One day, our theme was 'Contemplation'. That's not difficult at Lee Abbey. Around the house and on the estate there are many places to sit and contemplate, often with wonderful views of Lee Bay. There are delightful, meandering walks through the woods and a wealth of wildlife, carefully nurtured by the farming and estate management systems used there. These are some of the images that caught my eye that day:

The vantage point known as Upper Jenny's Leap gives a great view down onto the beach. The spot is supposedly named after a sad young woman, Jennefried, who, in the 1600s, was due to marry but then discovered her lover had married someone else. Legend has it that she wandered the estate all night and in the morning her body was discovered by the water's edge. Happily the people by the water's edge when I looked down were alive and frolicking! I loved the patterns the waves were making.

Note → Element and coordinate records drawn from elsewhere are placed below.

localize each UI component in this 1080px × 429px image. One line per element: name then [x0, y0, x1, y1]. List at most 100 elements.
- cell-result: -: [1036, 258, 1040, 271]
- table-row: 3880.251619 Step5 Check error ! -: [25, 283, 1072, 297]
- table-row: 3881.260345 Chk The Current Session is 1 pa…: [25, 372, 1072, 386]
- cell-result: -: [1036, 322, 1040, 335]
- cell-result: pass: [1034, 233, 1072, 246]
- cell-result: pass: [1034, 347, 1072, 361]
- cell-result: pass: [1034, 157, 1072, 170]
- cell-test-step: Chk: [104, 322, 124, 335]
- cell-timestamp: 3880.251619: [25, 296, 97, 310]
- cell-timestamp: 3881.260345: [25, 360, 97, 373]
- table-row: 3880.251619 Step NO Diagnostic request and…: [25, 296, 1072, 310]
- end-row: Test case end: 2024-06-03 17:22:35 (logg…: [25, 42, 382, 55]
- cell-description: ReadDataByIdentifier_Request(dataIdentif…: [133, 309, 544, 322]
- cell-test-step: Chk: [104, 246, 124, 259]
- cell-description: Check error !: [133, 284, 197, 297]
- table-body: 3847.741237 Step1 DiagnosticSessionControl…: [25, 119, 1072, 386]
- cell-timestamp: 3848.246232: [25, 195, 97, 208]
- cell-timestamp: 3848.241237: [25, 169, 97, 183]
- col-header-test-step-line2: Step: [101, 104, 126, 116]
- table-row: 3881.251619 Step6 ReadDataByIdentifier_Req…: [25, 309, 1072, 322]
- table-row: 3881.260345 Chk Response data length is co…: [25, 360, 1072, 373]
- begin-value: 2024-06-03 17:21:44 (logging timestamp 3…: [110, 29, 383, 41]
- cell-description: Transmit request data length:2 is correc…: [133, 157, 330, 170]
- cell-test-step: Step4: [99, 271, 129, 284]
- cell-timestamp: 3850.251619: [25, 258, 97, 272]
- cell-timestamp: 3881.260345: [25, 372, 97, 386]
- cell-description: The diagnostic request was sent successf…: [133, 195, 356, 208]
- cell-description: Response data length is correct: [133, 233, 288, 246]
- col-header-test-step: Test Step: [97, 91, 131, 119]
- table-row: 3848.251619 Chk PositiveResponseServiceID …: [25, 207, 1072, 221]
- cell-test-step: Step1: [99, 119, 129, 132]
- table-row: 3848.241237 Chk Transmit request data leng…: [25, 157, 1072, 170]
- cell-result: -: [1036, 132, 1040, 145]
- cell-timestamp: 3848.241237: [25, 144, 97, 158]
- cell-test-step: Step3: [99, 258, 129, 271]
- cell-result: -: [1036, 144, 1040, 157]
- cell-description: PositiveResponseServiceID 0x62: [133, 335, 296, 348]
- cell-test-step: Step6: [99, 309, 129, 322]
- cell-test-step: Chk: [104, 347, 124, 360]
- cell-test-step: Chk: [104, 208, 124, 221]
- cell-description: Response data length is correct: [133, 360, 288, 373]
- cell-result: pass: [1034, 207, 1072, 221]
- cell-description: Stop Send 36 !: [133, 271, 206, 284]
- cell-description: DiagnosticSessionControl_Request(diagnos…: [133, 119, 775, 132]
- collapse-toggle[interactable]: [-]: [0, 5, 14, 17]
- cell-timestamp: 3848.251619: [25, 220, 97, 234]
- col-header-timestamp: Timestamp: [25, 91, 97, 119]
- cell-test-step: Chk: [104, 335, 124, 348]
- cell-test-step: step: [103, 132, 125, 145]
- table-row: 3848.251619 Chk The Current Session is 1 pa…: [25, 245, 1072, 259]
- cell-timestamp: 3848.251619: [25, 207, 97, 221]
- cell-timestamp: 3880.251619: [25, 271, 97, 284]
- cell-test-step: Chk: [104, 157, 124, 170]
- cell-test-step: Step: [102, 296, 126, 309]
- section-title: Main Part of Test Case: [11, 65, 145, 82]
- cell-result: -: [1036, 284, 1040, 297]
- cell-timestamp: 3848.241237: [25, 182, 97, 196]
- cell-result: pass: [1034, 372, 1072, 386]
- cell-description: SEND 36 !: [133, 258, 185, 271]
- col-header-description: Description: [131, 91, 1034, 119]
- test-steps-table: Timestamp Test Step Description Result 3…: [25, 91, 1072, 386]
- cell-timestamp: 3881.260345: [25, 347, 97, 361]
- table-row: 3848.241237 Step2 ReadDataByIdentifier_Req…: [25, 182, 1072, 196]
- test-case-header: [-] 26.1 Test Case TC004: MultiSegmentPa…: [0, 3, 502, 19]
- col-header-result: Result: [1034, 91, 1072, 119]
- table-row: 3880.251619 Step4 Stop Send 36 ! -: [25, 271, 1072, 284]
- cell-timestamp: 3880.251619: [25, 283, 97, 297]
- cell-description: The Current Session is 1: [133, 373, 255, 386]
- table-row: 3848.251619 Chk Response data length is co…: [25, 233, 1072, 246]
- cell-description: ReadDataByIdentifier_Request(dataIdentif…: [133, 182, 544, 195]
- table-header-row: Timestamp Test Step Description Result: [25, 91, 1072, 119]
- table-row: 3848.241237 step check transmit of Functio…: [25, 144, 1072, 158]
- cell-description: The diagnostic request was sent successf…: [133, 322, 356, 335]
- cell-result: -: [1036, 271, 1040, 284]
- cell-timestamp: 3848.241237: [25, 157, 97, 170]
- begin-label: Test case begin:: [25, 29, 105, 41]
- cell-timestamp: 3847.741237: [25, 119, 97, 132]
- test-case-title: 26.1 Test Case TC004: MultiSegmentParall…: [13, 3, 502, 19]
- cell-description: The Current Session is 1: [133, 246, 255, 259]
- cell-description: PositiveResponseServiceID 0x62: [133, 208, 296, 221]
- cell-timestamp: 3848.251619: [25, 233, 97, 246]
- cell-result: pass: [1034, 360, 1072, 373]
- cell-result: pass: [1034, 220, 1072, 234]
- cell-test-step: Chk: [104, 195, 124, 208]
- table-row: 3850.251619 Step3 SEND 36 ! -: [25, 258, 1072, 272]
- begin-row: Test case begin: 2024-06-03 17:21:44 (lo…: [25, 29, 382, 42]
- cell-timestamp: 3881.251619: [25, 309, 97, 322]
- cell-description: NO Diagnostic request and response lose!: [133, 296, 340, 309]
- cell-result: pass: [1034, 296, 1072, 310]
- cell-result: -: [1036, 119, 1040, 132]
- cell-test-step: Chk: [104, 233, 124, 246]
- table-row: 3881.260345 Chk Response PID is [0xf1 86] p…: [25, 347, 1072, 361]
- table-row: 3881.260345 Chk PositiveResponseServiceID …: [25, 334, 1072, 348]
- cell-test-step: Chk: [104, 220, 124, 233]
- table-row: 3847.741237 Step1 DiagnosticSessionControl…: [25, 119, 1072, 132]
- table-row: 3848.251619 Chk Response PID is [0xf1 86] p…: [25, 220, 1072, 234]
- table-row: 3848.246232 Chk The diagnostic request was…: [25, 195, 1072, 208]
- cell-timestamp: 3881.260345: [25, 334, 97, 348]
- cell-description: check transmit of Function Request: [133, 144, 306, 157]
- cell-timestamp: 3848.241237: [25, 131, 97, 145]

There's an abundance of wildflowers and thus insects and butterflies. The one below is a common Large White but attractive nevertheless.

On top of a hill overlooking the sea there are three wooden crosses, sometimes used as a focus at Christian festivals, always there as a reminder of the sacrifice Jesus made and as a prompt to contemplation.

Tuesday, 21 August 2018

Devon: Lynmouth at night

After sunset one night, a few of us went down to Lynmouth, the nearby resort, to take some night shots. Places appear totally transformed at night, don't they? It was a bit of a muddled scene with all the varied colour temperatures of the lights. The tide was out (again) too so the boats in the harbour were stranded on mud, which made for a less than pleasing aesthetic in my view. Never mind, you can only photograph what's there... It was atmospheric though and pleasant on a summer's evening, so warm that it felt like being in the Med!

Monday, 20 August 2018

Devon: A gentle sunset

Sunsets at Lee Abbey are often stunning, as the sun sets right over Lee Bay. Most nights there'd be lots of people out on the beach, sitting on benches or leaning on the fence on the lane, just watching the show as the sun sank, the sky and sea turning from pretty shades of pink and blue to an ever-deepening gold and red. It lasted each night for about three-quarters of an hour of absolute magic, so peaceful and quiet.